Department of Medical Oncology and Clinical Research Unit, Institut Claudius Regaud, Toulouse, France
Department of Medicine, Centre Leon Berard, Lyon, France.
J Immunother Cancer. 2022 May;10(5). doi: 10.1136/jitc-2021-004076.
This phase 1b study (NCT02323191) evaluated the safety, antitumor activity, pharmacokinetics, and pharmacodynamics of colony-stimulating factor-1 receptor-blocking monoclonal antibody (mAb) emactuzumab in combination with the programmed cell death-1 ligand (PD-L1)-blocking mAb atezolizumab in patients with advanced solid tumors naïve or experienced for immune checkpoint blockers (ICBs).

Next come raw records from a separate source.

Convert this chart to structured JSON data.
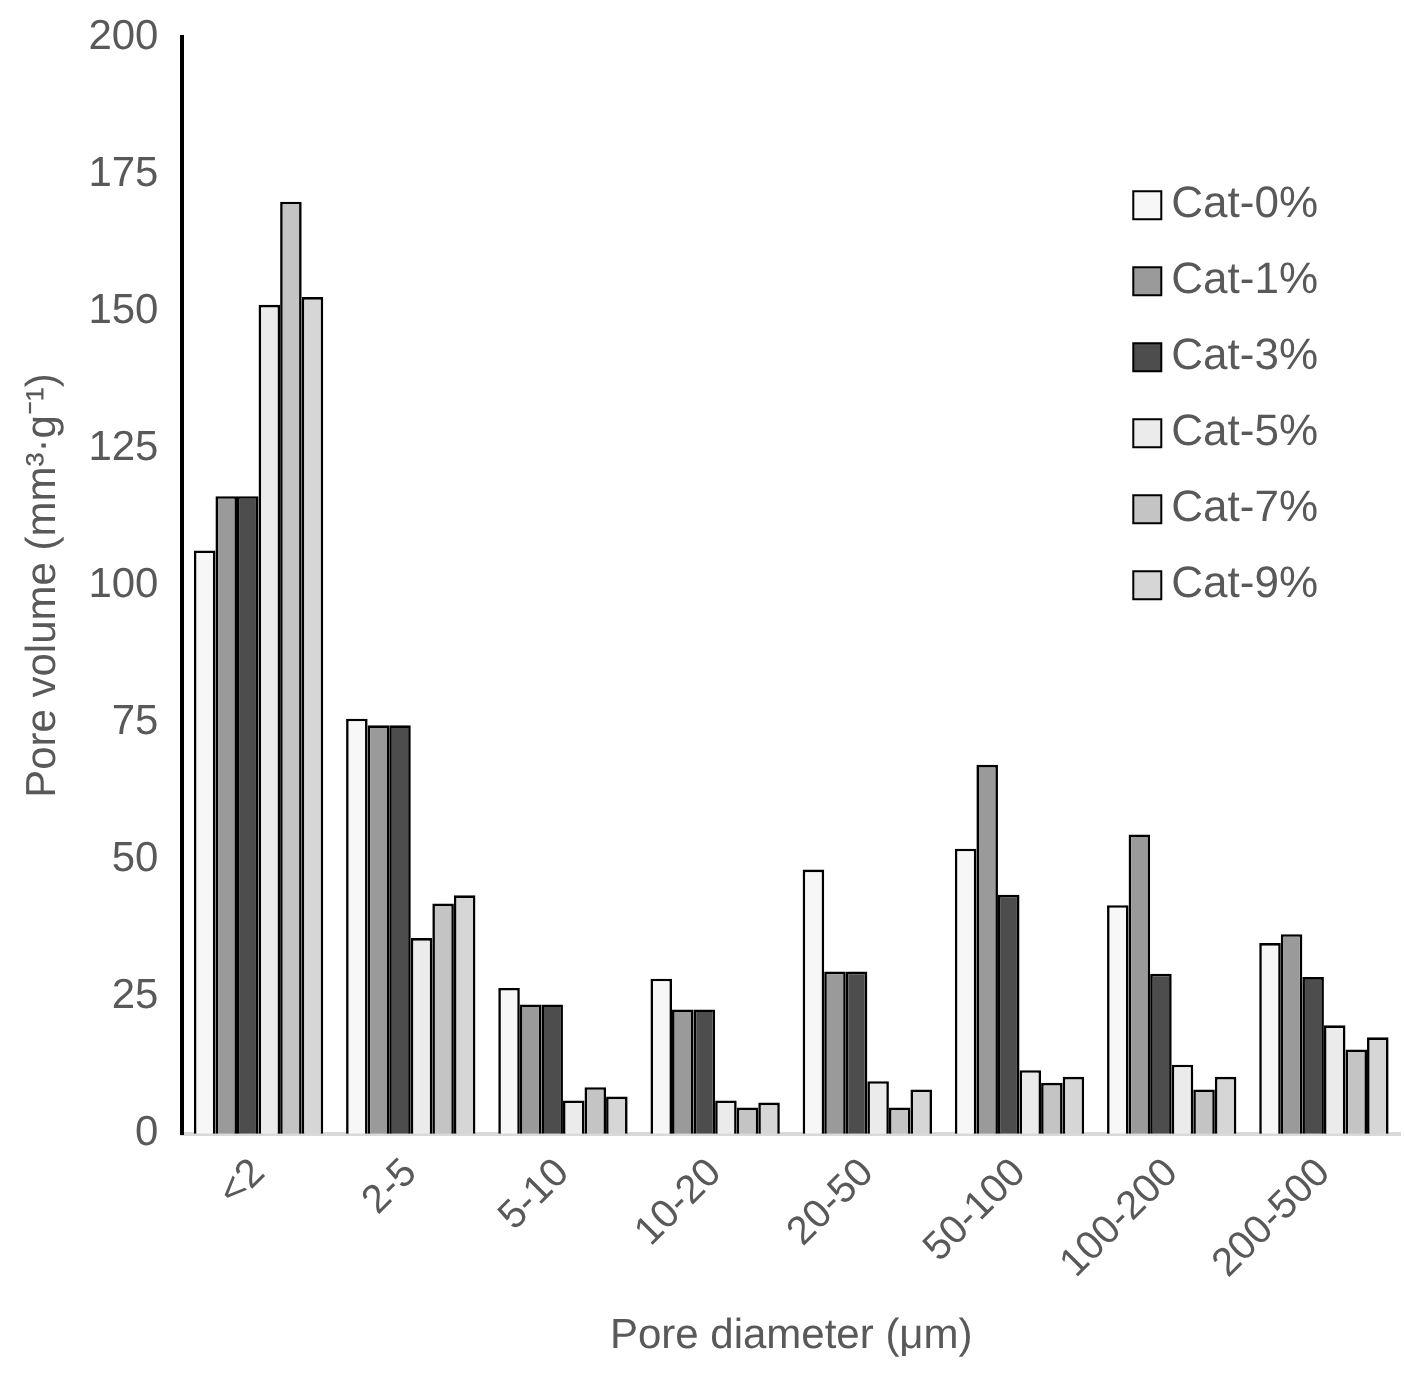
{
  "chart_data": {
    "type": "bar",
    "xlabel": "Pore diameter (μm)",
    "ylabel": "Pore volume (mm³·g⁻¹)",
    "categories": [
      "<2",
      "2-5",
      "5-10",
      "10-20",
      "20-50",
      "50-100",
      "100-200",
      "200-500"
    ],
    "series": [
      {
        "name": "Cat-0%",
        "color": "#f7f7f7",
        "values": [
          106.4,
          75.7,
          26.6,
          28.3,
          48.2,
          52,
          41.7,
          34.8
        ]
      },
      {
        "name": "Cat-1%",
        "color": "#9a9a9a",
        "values": [
          116.3,
          74.5,
          23.6,
          22.7,
          29.6,
          67.3,
          54.6,
          36.4
        ]
      },
      {
        "name": "Cat-3%",
        "color": "#4d4d4d",
        "values": [
          116.3,
          74.5,
          23.6,
          22.7,
          29.6,
          43.6,
          29.2,
          28.6
        ]
      },
      {
        "name": "Cat-5%",
        "color": "#ebebeb",
        "values": [
          151.2,
          35.7,
          6.1,
          6.1,
          9.6,
          11.6,
          12.6,
          19.8
        ]
      },
      {
        "name": "Cat-7%",
        "color": "#c4c4c4",
        "values": [
          170,
          42,
          8.5,
          4.8,
          4.8,
          9.3,
          8.1,
          15.4
        ]
      },
      {
        "name": "Cat-9%",
        "color": "#d6d6d6",
        "values": [
          152.6,
          43.5,
          6.8,
          5.7,
          8.1,
          10.4,
          10.4,
          17.6
        ]
      }
    ],
    "ylim": [
      0,
      200
    ],
    "yticks": [
      0,
      25,
      50,
      75,
      100,
      125,
      150,
      175,
      200
    ],
    "grid": false,
    "legend": "top right"
  }
}
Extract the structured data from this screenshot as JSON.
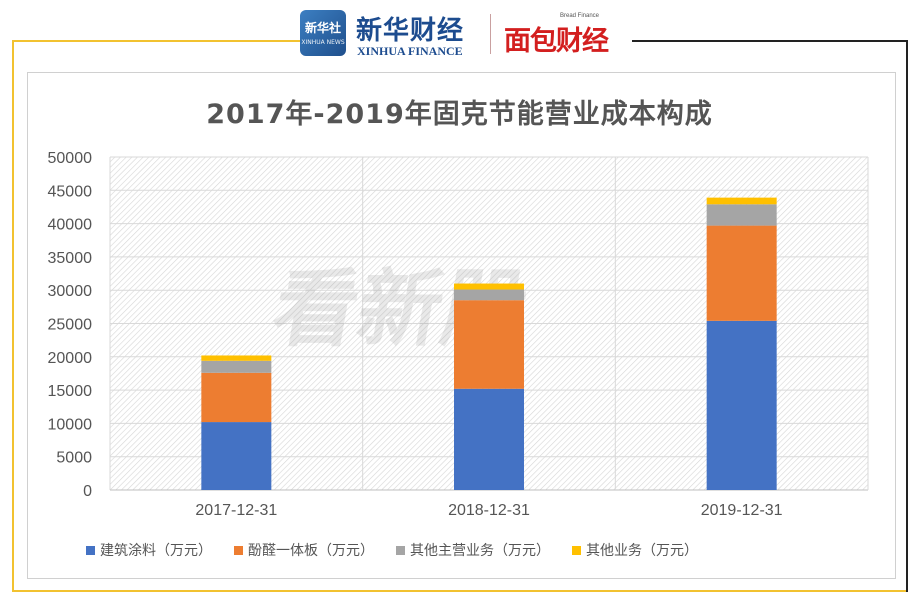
{
  "header": {
    "xinhua_badge_cn": "新华社",
    "xinhua_badge_en": "XINHUA NEWS",
    "xinhua_cn": "新华财经",
    "xinhua_en": "XINHUA FINANCE",
    "bread_en": "Bread Finance",
    "bread_cn": "面包财经"
  },
  "watermark": "看新股",
  "colors": {
    "frame_gold": "#f2c230",
    "frame_dark": "#222222",
    "series": [
      "#4472c4",
      "#ed7d31",
      "#a5a5a5",
      "#ffc000"
    ]
  },
  "chart_data": {
    "type": "bar",
    "stacked": true,
    "title": "2017年-2019年固克节能营业成本构成",
    "categories": [
      "2017-12-31",
      "2018-12-31",
      "2019-12-31"
    ],
    "series": [
      {
        "name": "建筑涂料（万元）",
        "values": [
          10200,
          15200,
          25400
        ]
      },
      {
        "name": "酚醛一体板（万元）",
        "values": [
          7400,
          13300,
          14300
        ]
      },
      {
        "name": "其他主营业务（万元）",
        "values": [
          1800,
          1600,
          3200
        ]
      },
      {
        "name": "其他业务（万元）",
        "values": [
          800,
          900,
          1000
        ]
      }
    ],
    "ylim": [
      0,
      50000
    ],
    "yticks": [
      "0",
      "5000",
      "10000",
      "15000",
      "20000",
      "25000",
      "30000",
      "35000",
      "40000",
      "45000",
      "50000"
    ],
    "grid": true,
    "legend_position": "bottom"
  }
}
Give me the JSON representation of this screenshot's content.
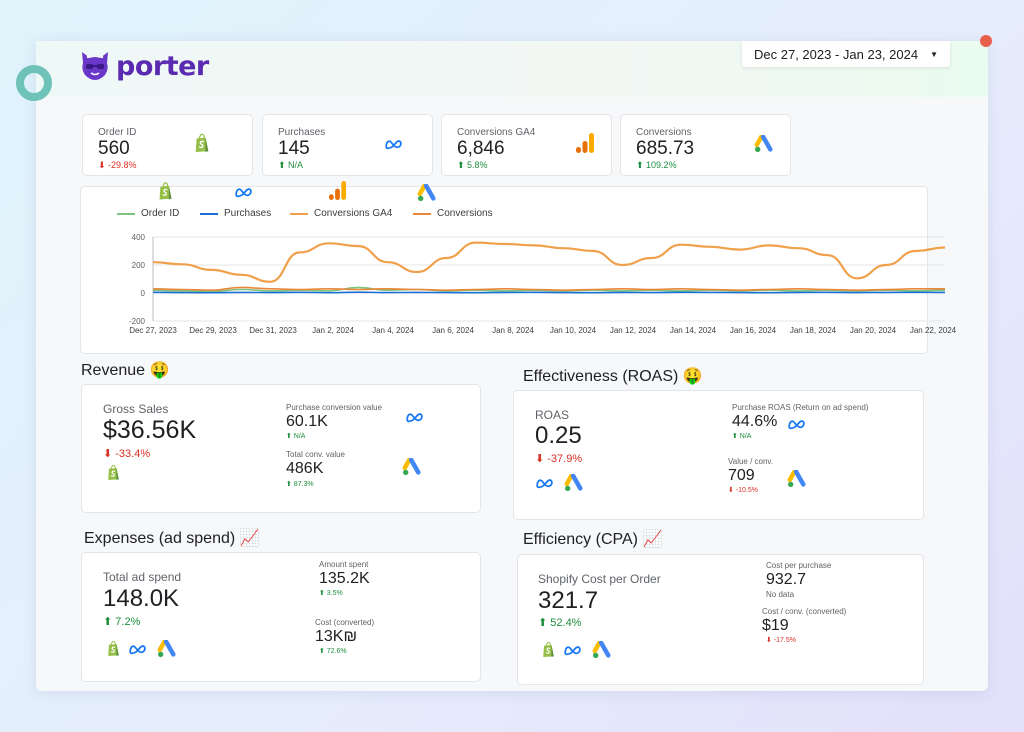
{
  "header": {
    "brand": "porter",
    "date_range": "Dec 27, 2023 - Jan 23, 2024"
  },
  "kpis": [
    {
      "label": "Order ID",
      "value": "560",
      "delta": "⬇ -29.8%",
      "trend": "down",
      "icon": "shopify-icon"
    },
    {
      "label": "Purchases",
      "value": "145",
      "delta": "⬆ N/A",
      "trend": "up",
      "icon": "meta-icon"
    },
    {
      "label": "Conversions GA4",
      "value": "6,846",
      "delta": "⬆ 5.8%",
      "trend": "up",
      "icon": "google-analytics-icon"
    },
    {
      "label": "Conversions",
      "value": "685.73",
      "delta": "⬆ 109.2%",
      "trend": "up",
      "icon": "google-ads-icon"
    }
  ],
  "chart_data": {
    "type": "line",
    "title": "",
    "xlabel": "",
    "ylabel": "",
    "ylim": [
      -200,
      400
    ],
    "yticks": [
      "400",
      "200",
      "0",
      "-200"
    ],
    "xticks": [
      "Dec 27, 2023",
      "Dec 29, 2023",
      "Dec 31, 2023",
      "Jan 2, 2024",
      "Jan 4, 2024",
      "Jan 6, 2024",
      "Jan 8, 2024",
      "Jan 10, 2024",
      "Jan 12, 2024",
      "Jan 14, 2024",
      "Jan 16, 2024",
      "Jan 18, 2024",
      "Jan 20, 2024",
      "Jan 22, 2024"
    ],
    "grid": true,
    "legend_position": "top-left",
    "series": [
      {
        "name": "Order ID",
        "color": "#7cc47f",
        "icon": "shopify-icon",
        "values": [
          20,
          15,
          10,
          25,
          15,
          20,
          15,
          40,
          20,
          25,
          15,
          20,
          15,
          20,
          15,
          20,
          15,
          20,
          15,
          20,
          15,
          20,
          15,
          20,
          15,
          20,
          15,
          20
        ]
      },
      {
        "name": "Purchases",
        "color": "#1a6fd6",
        "icon": "meta-icon",
        "values": [
          5,
          3,
          2,
          4,
          3,
          5,
          2,
          6,
          3,
          4,
          3,
          2,
          4,
          5,
          3,
          2,
          4,
          3,
          5,
          4,
          3,
          2,
          4,
          5,
          3,
          4,
          5,
          4
        ]
      },
      {
        "name": "Conversions GA4",
        "color": "#f0a04b",
        "icon": "google-analytics-icon",
        "values": [
          220,
          205,
          165,
          130,
          80,
          290,
          355,
          335,
          220,
          150,
          250,
          360,
          350,
          340,
          320,
          300,
          200,
          250,
          345,
          330,
          310,
          340,
          320,
          270,
          105,
          200,
          300,
          325
        ]
      },
      {
        "name": "Conversions",
        "color": "#e8873a",
        "icon": "google-ads-icon",
        "values": [
          30,
          25,
          20,
          40,
          30,
          25,
          30,
          25,
          30,
          25,
          20,
          25,
          30,
          25,
          20,
          25,
          30,
          25,
          30,
          25,
          20,
          25,
          30,
          25,
          20,
          25,
          30,
          30
        ]
      }
    ]
  },
  "revenue": {
    "title": "Revenue 🤑",
    "gross_label": "Gross Sales",
    "gross_value": "$36.56K",
    "gross_delta": "⬇ -33.4%",
    "pcv_label": "Purchase conversion value",
    "pcv_value": "60.1K",
    "pcv_delta": "⬆ N/A",
    "tcv_label": "Total conv. value",
    "tcv_value": "486K",
    "tcv_delta": "⬆ 87.3%"
  },
  "roas": {
    "title": "Effectiveness (ROAS) 🤑",
    "label": "ROAS",
    "value": "0.25",
    "delta": "⬇ -37.9%",
    "purchase_label": "Purchase ROAS (Return on ad spend)",
    "purchase_value": "44.6%",
    "purchase_delta": "⬆ N/A",
    "vc_label": "Value / conv.",
    "vc_value": "709",
    "vc_delta": "⬇ -10.5%"
  },
  "expenses": {
    "title": "Expenses (ad spend) 📈",
    "total_label": "Total ad spend",
    "total_value": "148.0K",
    "total_delta": "⬆ 7.2%",
    "amount_label": "Amount spent",
    "amount_value": "135.2K",
    "amount_delta": "⬆ 3.5%",
    "cost_label": "Cost (converted)",
    "cost_value": "13K₪",
    "cost_delta": "⬆ 72.6%"
  },
  "efficiency": {
    "title": "Efficiency (CPA) 📈",
    "shop_label": "Shopify Cost per Order",
    "shop_value": "321.7",
    "shop_delta": "⬆ 52.4%",
    "cpp_label": "Cost per purchase",
    "cpp_value": "932.7",
    "cpp_note": "No data",
    "cc_label": "Cost / conv. (converted)",
    "cc_value": "$19",
    "cc_delta": "⬇ -17.5%"
  }
}
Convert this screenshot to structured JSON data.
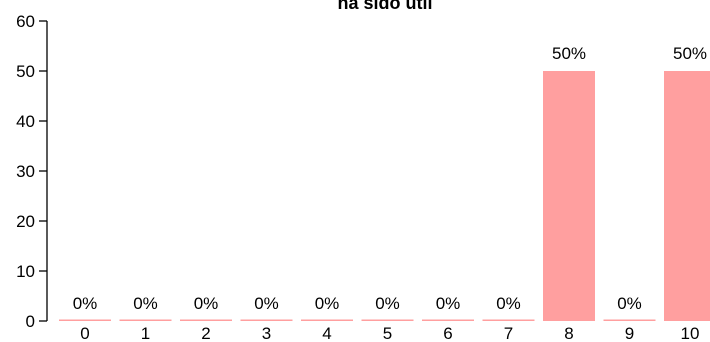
{
  "chart_data": {
    "type": "bar",
    "title": "ha sido útil",
    "categories": [
      "0",
      "1",
      "2",
      "3",
      "4",
      "5",
      "6",
      "7",
      "8",
      "9",
      "10"
    ],
    "values": [
      0,
      0,
      0,
      0,
      0,
      0,
      0,
      0,
      50,
      0,
      50
    ],
    "data_labels": [
      "0%",
      "0%",
      "0%",
      "0%",
      "0%",
      "0%",
      "0%",
      "0%",
      "50%",
      "0%",
      "50%"
    ],
    "ylim": [
      0,
      60
    ],
    "yticks": [
      0,
      10,
      20,
      30,
      40,
      50,
      60
    ],
    "grid": false,
    "bar_color": "#ff9f9f"
  }
}
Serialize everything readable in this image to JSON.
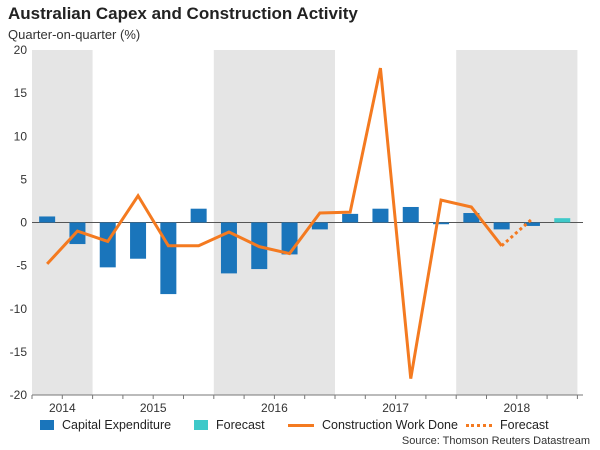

Emactuzumab (500-1350 mg flat) and atezolizumab (1200 mg flat) were administered intravenously every 3 weeks. Dose escalation of emactuzumab was conducted using the 3+3 design up to the maximum tolerated dose (MTD) or optimal biological dose (OBD). Extension cohorts to evaluate pharmacodynamics and clinical activity were conducted in metastatic ICB-naive urothelial bladder cancer (UBC) and ICB-pretreated melanoma (MEL), non-small cell lung cancer (NSCLC) and UBC patients.
Overall, 221 patients were treated. No MTD was reached and the OBD was determined at 1000 mg of emactuzumab in combination with 1200 mg of atezolizumab. Grade ≥3 treatment-related adverse events occurred in 25 (11.3%) patients of which fatigue and rash were the most common (14 patients (6.3%) each). The confirmed objective response rate (ORR) was 9.8% for ICB-naïve UBC, 12.5% for ICB-experienced NSCLC, 8.3% for ICB-experienced UBC and 5.6% for ICB-experienced MEL patients, respectively. Tumor biopsy analyses demonstrated increased activated CD8 +tumor infiltrating T lymphocytes (TILs) associated with clinical benefit in ICB-naïve UBC patients and less tumor-associated macrophage (TAM) reduction in ICB-experienced compared with ICB-naïve patients.
Emactuzumab in combination with atezolizumab demonstrated a manageable safety profile with increased fatigue and skin rash over usual atezolizumab monotherapy. A considerable ORR was particularly seen in ICB-experienced NSCLC patients. Increase ofCD8 +TILs under therapy appeared to be associated with persistence of a TAM subpopulation.
这项 1b 期研究(NCT02323191)评估了集落刺激因子 1 受体阻断单克隆抗体(mAb)emactuzumab 联合程序性细胞死亡配体 1(PD-L1)阻断 mAb atezolizumab 在免疫检查点抑制剂(ICB)初治或经治的晚期实体瘤患者中的安全性、抗肿瘤活性、药代动力学和药效学。
emactuzumab(500-1350mg 平剂量)和 atezolizumab(1200mg 平剂量)每 3 周静脉输注一次。emactuzumab 的剂量递增采用 3+3 设计,直至最大耐受剂量(MTD)或最佳生物学剂量(OBD)。在转移性 ICB 初治的膀胱癌(UBC)和 ICB 预处理的黑色素瘤(MEL)、非小细胞肺癌(NSCLC)和 UBC 患者中进行了评估药效学和临床活性的扩展队列研究。
共有 221 名患者接受了治疗。未达到 MTD,确定 emactuzumab 联合 atezolizumab 的 OBD 为 1000mg。25 名(11.3%)患者发生≥3 级治疗相关不良事件,其中疲劳和皮疹最常见(各 14 例(6.3%))。ICB 初治 UBC 的确认客观缓解率(ORR)为 9.8%,ICB 经治 NSCLC 为 12.5%,ICB 经治 UBC 为 8.3%,ICB 经治 MEL 为 5.6%。肿瘤活检分析表明,在 ICB 初治 UBC 患者中,与临床获益相关的活化 CD8+肿瘤浸润 T 淋巴细胞(TIL)增加,与 ICB 初治患者相比,肿瘤相关巨噬细胞(TAM)减少。
emactuzumab 联合 atezolizumab 具有可管理的安全性,与常规 atezolizumab 单药治疗相比,疲劳和皮疹增加。在 ICB 经治 NSCLC 患者中,ORR 相当高。治疗期间 CD8+TIL 的增加似乎与 TAM 亚群的持续存在有关。